Art, as it does, persists. Continuing to create during COVID was vital, I think. Making movies, writing plays, acting on stage—even with all the changes that had to be made—is important. One of my favorite things was a mini playwriting contest put on by a few theatre students from the University of Minnesota/Guthrie Theatre BFA acting program and the NYU Playwrights Horizons program, where playwrights from all over the world submitted short plays written in only 48 hours with specific “ingredients” that had to be present in the plot. It made me feel closer to my artistic community, in such an isolating time for creativity. Art is important. It’s one of those silly little things that makes humanity good, that makes humanity, well, humanity. And I’m talking about it like the pandemic is over, and we’re all back to creating the way we did pre-pandemic. It’s not, and we’re not. Creating art is still deeply altered by COVID.

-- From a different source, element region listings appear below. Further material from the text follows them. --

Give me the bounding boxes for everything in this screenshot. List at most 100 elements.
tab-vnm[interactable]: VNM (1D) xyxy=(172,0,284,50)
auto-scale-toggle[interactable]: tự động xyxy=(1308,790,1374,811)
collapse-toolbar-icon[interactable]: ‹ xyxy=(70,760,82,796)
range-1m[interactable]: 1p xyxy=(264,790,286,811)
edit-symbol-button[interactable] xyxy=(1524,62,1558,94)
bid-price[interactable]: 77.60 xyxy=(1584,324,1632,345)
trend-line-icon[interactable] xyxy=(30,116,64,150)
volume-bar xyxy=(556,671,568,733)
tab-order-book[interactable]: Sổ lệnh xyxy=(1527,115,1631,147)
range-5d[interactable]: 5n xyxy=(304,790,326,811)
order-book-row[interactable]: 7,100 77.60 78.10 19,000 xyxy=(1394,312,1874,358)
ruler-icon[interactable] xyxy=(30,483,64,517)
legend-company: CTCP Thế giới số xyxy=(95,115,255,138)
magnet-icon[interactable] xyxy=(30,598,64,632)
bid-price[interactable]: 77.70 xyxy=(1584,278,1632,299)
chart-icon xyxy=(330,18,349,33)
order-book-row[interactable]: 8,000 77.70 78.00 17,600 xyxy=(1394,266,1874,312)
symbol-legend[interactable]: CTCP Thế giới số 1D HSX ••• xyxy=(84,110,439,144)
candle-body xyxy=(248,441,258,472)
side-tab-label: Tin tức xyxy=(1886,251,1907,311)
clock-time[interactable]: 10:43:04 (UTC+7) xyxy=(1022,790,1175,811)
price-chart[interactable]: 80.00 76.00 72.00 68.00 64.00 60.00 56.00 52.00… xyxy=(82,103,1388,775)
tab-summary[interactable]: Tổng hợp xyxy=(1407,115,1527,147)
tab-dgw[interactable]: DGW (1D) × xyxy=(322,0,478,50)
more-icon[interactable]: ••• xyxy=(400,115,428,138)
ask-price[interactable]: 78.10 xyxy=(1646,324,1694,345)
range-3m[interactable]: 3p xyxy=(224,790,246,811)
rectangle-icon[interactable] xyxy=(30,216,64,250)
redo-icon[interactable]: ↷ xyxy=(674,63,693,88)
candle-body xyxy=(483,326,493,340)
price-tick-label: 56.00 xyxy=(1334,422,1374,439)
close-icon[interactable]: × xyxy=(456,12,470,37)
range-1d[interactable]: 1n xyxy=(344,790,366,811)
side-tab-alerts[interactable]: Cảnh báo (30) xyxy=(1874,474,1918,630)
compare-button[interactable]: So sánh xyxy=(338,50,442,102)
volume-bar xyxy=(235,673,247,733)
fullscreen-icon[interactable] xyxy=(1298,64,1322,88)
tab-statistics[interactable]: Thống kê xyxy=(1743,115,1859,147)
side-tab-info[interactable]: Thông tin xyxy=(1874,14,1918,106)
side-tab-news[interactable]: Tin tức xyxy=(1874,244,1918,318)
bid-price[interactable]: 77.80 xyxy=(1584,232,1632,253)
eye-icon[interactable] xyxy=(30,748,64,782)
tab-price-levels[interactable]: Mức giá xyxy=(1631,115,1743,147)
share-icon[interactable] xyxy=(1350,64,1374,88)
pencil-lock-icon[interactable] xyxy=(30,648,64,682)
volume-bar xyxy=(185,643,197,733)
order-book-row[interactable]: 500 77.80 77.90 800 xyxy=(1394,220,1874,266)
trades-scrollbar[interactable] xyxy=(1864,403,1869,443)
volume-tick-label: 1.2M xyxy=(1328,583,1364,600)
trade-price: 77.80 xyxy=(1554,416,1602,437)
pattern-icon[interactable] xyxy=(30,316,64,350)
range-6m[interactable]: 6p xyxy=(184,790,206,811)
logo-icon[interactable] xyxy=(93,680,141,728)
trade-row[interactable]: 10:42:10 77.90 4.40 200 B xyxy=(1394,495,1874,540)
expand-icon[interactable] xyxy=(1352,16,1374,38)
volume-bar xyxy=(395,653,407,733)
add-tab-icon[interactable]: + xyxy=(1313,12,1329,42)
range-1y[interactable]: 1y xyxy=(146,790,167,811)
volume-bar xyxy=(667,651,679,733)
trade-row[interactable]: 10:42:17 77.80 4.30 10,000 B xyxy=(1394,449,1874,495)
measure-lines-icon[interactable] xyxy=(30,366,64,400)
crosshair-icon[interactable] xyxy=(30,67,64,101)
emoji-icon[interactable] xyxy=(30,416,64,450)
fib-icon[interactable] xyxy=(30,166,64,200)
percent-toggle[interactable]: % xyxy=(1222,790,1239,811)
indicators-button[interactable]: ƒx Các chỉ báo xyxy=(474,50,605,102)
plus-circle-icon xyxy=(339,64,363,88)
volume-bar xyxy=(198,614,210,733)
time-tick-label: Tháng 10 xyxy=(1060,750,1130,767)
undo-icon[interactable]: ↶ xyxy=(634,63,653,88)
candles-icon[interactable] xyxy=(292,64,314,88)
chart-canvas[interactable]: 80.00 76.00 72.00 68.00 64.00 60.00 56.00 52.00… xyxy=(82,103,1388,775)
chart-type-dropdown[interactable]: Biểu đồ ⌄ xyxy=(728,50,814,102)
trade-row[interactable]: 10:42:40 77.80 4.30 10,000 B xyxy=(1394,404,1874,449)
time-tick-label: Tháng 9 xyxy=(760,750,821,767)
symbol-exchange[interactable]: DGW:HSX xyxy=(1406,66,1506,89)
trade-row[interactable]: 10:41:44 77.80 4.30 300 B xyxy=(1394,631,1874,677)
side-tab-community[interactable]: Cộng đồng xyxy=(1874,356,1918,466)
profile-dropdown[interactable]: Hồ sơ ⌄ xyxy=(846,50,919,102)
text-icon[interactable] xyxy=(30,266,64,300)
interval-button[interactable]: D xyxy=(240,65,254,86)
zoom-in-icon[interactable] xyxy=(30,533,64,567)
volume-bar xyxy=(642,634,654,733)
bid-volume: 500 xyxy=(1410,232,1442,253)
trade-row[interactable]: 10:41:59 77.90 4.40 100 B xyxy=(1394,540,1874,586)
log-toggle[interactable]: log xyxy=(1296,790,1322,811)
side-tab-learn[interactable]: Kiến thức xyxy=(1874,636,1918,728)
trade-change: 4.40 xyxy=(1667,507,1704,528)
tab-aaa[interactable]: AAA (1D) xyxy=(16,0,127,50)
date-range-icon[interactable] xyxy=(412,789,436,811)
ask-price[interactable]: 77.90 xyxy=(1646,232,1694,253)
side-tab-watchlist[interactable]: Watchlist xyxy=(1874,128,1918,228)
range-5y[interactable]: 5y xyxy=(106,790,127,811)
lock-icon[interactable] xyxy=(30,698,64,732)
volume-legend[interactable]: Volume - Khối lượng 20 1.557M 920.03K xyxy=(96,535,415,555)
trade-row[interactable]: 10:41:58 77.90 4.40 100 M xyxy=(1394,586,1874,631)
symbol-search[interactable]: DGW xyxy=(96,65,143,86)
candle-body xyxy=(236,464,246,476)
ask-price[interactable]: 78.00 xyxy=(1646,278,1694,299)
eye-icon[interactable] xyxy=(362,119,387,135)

Actually, I don’t know if there will ever be a return to pre-pandemic conditions. That’s another thing about art, for as much as it loves and honors the past, it only moves forward. And this generation of people will be deeply scarred by the pain and loss caused by COVID-19. I think it will be something that follows us, sort of marks us, and also influences our art, both with what we create and how we create it. I hope it makes us more compassionate—more able to focus on people as people, and to care for our communities. I know that’s the effect—one of the many, many effects—it has had on me and my work.